While foreign investors have been keeping tabs on Myanmar’s rapidly evolving economy with its skyrocketing real estate market, Myanmar’s richest natives are taking their money out of the country and investing in upmarket properties in London.
Myanmar buyers accounted for just under 1 percent of all U.K. property sales valued at more than 2 million pounds ($3 million) in the past 12 months, Irrawaddy, a Thailand-based publication covering Southeast Asia, notes. That’s in the same range as buyers from Switzerland and Hong Kong, based on a survey published by PrimeResi, a journal covering the top-end of the U.K. residential property sector.
The sizeable investment made by wealthy Burmese has alerted British property firms to the potential opportunity. British property adviser LondonDom opened an office in Yangon in July, Irrawaddy reports.
“Our initial market research shows that there is a roughly 50-50 split in interest between new build and period properties with budgets between £500,000 and £2.5 million,” George Shishkovsky, managing director of LondonDom, said.

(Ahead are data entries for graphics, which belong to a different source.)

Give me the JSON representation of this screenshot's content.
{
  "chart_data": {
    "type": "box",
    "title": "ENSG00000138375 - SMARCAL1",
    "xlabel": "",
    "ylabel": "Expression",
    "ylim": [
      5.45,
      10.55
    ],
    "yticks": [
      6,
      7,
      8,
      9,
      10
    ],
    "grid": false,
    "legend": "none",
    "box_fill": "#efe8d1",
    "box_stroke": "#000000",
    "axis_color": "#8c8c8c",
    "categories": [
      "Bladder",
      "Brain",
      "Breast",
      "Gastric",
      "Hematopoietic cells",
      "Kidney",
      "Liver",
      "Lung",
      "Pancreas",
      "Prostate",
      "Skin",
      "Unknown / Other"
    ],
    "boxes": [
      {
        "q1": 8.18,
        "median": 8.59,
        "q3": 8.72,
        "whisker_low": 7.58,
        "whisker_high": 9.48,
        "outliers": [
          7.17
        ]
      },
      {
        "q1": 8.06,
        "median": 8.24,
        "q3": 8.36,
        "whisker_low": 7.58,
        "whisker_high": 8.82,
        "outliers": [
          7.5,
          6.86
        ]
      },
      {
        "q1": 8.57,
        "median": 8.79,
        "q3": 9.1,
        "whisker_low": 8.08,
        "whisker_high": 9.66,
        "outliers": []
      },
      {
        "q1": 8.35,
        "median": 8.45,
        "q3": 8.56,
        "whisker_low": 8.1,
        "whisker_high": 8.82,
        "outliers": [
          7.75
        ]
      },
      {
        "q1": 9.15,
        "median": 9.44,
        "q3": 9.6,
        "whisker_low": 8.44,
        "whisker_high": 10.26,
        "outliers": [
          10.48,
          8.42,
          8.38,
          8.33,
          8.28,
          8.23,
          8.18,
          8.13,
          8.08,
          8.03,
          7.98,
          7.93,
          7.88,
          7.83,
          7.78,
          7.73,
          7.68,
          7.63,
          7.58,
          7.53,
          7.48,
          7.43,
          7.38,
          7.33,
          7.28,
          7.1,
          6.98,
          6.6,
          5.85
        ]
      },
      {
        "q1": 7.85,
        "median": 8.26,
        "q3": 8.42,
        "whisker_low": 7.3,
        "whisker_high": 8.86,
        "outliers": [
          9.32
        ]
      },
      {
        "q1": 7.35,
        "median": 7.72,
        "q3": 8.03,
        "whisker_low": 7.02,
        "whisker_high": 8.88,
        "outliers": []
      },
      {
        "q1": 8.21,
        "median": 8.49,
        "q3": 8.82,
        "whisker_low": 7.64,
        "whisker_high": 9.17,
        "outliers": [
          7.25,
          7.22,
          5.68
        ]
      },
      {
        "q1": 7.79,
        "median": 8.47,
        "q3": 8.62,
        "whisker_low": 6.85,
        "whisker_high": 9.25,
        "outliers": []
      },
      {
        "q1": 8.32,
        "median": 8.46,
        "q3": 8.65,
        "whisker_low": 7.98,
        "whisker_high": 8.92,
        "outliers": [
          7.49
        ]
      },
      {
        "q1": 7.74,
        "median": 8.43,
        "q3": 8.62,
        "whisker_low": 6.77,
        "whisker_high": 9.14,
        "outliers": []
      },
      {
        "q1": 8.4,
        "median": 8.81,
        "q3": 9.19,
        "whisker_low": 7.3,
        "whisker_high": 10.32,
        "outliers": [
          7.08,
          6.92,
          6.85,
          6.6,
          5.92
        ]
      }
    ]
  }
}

“Some [Burmese] are interested in family houses outside of central London. Education in the U.K. is a big magnet to wealthy Burmese. Lots of them have strong links with Britain since colonial times,” Shishkovsky added.
In addition, London is considered a safe haven for wealthy Asians in general, according to Andrew Batt, the international editor of Singapore-based property website Property Guru.

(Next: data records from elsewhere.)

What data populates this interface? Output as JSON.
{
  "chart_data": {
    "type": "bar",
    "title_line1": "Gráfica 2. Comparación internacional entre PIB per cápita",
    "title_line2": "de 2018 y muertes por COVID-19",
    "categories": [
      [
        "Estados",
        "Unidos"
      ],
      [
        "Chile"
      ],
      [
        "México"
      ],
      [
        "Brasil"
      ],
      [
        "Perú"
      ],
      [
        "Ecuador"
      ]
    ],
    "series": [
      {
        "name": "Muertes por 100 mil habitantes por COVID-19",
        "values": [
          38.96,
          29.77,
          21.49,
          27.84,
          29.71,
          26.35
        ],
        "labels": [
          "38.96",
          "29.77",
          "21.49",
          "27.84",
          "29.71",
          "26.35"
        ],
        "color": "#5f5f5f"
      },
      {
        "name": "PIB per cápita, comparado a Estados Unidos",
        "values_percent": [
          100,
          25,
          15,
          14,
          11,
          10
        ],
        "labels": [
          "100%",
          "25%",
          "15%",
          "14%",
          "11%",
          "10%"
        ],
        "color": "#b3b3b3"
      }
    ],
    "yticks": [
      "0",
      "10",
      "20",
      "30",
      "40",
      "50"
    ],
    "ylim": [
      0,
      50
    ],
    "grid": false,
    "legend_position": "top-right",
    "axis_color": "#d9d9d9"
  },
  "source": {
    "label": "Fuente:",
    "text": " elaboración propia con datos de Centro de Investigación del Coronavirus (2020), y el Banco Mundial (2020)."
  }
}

A high-net-worth individual is someone with assets of more than $30 million, according to the London-based global real estate consultancy Knight Frank, which compiled the “Wealth Report.” Myanmar had 39 high-net-worth individuals in 2012, the firm’s latest report said, but that number is projected to grow tenfold to more than 300 people in the next 10 years, Irrawaddy says.
“Certainly our enquiry levels for advice have increased dramatically from new Burmese clients. In addition to the normal requirements [such as] what yield they can achieve, they place great importance on capital preservation,” said Benham and Reeves Residential Lettings in London.

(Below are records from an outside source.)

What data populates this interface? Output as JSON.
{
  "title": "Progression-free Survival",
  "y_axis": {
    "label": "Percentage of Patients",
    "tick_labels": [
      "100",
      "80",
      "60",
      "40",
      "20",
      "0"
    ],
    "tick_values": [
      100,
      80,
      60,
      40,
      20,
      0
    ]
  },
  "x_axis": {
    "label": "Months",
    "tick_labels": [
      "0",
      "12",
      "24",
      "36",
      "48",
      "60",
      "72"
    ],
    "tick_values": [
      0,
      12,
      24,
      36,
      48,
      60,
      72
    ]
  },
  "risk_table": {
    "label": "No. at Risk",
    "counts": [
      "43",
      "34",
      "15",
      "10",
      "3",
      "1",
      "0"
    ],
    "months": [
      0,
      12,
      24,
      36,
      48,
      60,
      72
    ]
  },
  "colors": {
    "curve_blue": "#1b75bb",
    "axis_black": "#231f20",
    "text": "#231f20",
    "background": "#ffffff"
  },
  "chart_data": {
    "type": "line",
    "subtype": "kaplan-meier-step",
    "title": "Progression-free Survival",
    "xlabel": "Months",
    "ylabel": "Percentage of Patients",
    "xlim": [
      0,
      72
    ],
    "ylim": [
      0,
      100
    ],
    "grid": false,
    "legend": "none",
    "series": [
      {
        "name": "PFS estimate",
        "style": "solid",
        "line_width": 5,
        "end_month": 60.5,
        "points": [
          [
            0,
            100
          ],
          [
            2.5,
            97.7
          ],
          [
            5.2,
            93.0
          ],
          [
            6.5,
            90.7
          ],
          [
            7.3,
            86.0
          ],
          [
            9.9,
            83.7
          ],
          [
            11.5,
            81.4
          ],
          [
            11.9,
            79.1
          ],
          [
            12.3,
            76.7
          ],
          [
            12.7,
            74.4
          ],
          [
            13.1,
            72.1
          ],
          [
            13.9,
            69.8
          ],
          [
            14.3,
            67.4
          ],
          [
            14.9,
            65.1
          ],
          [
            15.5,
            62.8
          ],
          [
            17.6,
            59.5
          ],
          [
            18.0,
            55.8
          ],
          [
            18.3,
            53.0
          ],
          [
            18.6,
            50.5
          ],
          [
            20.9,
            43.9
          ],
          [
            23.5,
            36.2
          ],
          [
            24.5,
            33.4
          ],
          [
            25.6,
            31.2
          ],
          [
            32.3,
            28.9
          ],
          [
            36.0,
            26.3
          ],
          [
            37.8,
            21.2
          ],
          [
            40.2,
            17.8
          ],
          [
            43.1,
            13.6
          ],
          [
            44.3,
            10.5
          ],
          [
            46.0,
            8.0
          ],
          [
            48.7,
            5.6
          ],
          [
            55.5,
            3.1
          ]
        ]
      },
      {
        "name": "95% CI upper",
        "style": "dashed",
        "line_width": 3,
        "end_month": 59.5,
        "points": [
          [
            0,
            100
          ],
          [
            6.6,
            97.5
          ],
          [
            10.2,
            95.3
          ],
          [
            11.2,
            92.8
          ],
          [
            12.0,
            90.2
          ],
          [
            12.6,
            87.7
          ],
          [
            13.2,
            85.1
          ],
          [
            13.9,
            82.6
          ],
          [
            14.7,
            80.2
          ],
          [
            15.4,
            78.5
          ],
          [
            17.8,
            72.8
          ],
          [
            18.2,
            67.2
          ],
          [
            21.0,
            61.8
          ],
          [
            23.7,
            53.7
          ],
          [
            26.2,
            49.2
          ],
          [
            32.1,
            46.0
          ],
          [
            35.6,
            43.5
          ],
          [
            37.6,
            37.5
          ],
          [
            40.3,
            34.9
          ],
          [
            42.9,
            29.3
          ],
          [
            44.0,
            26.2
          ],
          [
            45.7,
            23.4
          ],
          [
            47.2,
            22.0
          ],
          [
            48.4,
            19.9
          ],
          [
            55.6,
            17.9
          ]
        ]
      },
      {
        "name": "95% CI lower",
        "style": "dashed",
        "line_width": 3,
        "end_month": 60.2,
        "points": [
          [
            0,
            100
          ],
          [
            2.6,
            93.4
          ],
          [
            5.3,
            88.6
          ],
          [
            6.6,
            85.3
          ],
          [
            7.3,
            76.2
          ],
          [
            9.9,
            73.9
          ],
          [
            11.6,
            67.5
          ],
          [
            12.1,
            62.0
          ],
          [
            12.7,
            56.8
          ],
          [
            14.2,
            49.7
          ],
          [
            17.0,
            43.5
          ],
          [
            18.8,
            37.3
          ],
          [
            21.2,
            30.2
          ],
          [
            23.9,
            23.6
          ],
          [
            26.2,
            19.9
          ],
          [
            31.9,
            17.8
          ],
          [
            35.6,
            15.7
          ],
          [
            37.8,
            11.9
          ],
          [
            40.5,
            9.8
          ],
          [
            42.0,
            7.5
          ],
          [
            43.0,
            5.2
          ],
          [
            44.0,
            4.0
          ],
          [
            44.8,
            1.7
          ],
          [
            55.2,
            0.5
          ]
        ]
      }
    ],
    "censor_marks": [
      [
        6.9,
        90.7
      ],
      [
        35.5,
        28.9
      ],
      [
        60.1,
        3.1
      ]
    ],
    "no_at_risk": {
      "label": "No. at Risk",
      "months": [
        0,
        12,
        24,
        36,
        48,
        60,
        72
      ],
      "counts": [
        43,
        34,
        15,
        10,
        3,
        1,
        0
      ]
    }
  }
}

As much as wealthy Burmese are investing abroad, foreign investors are still pouring more money into the market in Yangon, Myanmar’s commercial center. Colliers International, a major property firm, recently established an office in the city to advise foreigners on investing in Myanmar’s property market.
“We see huge potential in the country with many of our clients seeking new opportunities in what is, arguably, the last major frontier market in the region,” Colliers CEO Piers Brunner said in a statement in July, according to Irrawaddy.